The fact that ISIS forces are trying to take the town suggests a wider strategic aim besides oil. Baiji sits on the main highway north from Baghdad to Mosul that passes through rural areas in which ISIS has much influence.
For the government to reinforce its troops in Mosul, it needs to drive them through Baiji. If ISIS controls the town, the government's task will be much harder.
Explosions struck three Shiite areas in Baghdad, killing 25 people and injuring 56, police officials told CNN. The deadliest attack was in Sadr City, where a car bomb exploded near a funeral tent, killing 15 people, police said.
Discontent feeds violence
In his weekly address to the nation Wednesday, al-Maliki described the assault on Mosul as a "conspiracy" to destabilize the country and called on Iraqis to "stand as one united front."

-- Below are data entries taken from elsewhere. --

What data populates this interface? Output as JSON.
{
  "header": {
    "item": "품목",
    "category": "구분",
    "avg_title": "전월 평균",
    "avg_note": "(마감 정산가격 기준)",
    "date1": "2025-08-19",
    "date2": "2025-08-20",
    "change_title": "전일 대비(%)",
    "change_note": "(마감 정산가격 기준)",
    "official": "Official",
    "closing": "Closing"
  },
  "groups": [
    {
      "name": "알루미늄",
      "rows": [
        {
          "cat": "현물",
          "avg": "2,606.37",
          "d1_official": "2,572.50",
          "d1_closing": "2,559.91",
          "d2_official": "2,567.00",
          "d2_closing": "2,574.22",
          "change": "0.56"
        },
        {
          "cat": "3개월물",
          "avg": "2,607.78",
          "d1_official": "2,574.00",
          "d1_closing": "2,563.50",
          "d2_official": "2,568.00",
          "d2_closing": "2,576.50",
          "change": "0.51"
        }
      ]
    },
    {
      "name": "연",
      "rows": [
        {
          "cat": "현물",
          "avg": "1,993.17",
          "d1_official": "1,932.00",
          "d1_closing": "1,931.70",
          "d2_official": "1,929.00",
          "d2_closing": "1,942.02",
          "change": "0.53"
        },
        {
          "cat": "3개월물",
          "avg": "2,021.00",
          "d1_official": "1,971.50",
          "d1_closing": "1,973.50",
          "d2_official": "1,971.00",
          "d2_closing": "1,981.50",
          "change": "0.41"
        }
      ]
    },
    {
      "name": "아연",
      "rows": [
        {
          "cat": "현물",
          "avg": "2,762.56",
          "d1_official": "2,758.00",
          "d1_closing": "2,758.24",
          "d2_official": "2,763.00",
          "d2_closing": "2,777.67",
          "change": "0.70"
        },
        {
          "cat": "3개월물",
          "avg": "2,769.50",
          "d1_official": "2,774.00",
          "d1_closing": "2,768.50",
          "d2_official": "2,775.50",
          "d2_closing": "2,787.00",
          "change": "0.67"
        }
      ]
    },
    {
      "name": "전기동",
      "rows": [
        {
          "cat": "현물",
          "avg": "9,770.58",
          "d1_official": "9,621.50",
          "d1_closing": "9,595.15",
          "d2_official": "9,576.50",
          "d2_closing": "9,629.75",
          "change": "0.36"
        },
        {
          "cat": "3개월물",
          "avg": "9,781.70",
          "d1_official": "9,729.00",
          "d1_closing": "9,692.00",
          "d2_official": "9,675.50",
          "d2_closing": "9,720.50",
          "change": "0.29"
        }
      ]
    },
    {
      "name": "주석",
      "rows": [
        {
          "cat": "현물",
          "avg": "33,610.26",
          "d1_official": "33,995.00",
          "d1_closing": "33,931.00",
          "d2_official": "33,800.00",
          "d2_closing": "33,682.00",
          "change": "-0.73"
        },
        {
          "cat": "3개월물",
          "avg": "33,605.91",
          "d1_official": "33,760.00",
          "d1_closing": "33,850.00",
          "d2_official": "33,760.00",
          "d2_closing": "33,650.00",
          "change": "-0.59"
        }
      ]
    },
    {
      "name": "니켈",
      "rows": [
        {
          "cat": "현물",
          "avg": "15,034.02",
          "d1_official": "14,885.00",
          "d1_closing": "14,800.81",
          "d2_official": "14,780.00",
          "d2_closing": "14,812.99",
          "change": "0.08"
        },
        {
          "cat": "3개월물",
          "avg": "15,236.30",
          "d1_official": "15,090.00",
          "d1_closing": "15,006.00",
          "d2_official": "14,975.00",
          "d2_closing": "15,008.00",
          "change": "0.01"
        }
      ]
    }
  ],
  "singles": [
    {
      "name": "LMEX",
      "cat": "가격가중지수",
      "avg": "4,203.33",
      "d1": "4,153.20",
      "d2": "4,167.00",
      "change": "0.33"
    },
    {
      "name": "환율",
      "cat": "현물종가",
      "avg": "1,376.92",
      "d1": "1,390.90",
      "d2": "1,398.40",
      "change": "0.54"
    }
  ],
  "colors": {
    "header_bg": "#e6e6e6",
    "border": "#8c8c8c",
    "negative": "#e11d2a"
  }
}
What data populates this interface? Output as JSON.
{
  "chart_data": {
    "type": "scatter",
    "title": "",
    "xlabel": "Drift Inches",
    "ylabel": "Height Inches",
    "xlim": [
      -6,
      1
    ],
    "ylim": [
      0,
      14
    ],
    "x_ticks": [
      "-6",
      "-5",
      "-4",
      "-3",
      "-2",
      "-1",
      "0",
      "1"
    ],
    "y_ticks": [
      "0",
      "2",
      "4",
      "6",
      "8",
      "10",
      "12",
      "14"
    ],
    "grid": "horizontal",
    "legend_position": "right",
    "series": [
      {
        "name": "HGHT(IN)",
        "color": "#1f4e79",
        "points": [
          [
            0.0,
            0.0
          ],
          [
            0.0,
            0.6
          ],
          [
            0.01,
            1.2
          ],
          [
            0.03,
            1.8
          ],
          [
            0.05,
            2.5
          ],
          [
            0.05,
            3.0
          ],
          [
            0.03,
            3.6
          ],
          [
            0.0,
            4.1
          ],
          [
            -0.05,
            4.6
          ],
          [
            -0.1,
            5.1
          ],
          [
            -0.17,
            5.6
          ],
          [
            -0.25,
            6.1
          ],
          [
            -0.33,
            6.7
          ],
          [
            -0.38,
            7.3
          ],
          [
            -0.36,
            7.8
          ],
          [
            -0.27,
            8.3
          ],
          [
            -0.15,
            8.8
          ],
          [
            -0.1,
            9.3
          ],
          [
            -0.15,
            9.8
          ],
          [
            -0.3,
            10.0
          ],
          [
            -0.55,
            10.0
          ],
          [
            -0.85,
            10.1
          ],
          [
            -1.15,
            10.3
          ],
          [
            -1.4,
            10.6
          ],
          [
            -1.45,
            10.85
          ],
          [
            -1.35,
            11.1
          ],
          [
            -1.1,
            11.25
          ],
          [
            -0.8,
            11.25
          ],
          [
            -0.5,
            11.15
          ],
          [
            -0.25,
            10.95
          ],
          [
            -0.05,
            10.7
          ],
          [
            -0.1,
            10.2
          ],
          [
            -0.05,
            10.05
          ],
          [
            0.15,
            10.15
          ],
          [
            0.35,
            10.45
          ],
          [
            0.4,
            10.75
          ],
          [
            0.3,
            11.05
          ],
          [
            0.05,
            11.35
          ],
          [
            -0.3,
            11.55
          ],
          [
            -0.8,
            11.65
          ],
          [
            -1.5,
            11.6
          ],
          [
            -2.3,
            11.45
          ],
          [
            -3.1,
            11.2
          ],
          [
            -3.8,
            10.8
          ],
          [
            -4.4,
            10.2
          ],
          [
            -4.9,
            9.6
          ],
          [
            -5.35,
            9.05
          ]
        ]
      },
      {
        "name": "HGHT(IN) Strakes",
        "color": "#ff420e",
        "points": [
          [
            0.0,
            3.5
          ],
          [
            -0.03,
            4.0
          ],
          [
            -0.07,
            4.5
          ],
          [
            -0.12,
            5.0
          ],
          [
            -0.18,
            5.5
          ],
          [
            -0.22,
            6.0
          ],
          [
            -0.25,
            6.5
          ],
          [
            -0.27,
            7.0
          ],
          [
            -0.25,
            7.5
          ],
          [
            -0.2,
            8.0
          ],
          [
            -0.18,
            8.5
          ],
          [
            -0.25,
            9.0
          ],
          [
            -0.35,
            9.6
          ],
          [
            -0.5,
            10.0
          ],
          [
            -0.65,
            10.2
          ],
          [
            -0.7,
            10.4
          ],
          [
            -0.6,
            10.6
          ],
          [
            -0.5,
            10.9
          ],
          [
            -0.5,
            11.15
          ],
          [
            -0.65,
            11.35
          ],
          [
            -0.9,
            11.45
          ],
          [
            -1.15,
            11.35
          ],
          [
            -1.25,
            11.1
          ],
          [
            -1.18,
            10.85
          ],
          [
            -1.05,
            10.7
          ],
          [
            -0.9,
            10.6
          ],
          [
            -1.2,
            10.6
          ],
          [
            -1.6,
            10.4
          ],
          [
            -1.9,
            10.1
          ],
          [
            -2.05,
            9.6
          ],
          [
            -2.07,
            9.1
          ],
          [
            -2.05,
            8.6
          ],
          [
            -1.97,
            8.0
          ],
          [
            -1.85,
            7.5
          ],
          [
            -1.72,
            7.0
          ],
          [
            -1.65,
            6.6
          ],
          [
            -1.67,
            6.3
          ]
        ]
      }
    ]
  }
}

Shiite cleric Muqtada al-Sadr said in a statement Wednesday that he is ready to form a "peace brigade" to work in coordination with the Iraqi government "to defend the holy places" of Muslims and Christians.
But this brigade probably would be viewed by many as a resurgence of al-Sadr's Mahdi Army, the powerful Shia militia that disbanded at the end of 2008.
Its formation could risk worsening the country's underlying problem -- festering sectarian division.
The country's minority Sunni population, which prospered under Hussein, feels shut out by al-Maliki's Shia majority-dominated government.
A U.S. counterterrorism official told CNN that ISIS had been active in Nineveh province "for a long time and clearly sensed that Mosul was vulnerable now after engaging in sporadic attacks earlier this year.
"Strategically, the group looks at Syria and Iraq as one interchangeable battlefield, and its ability to shift resources and personnel across the border has measurably strengthened its position in both theaters."
However, the official said ISIS still "has shown little ability to govern effectively, is generally unpopular and has no sway outside the Sunni community in either Iraq or Syria."
A spokeswoman for the Iranian Foreign Ministry said the fall of Mosul and the situation in Tikrit validates neighboring Tehran's concerns.
"The Islamic Republic of Iran had earlier warned that the danger of terrorism won't be limited to one region and will spread beyond countries. And unfortunately today we are witnessing this issue," Marziyeh Afkham told the semiofficial Fars news agency.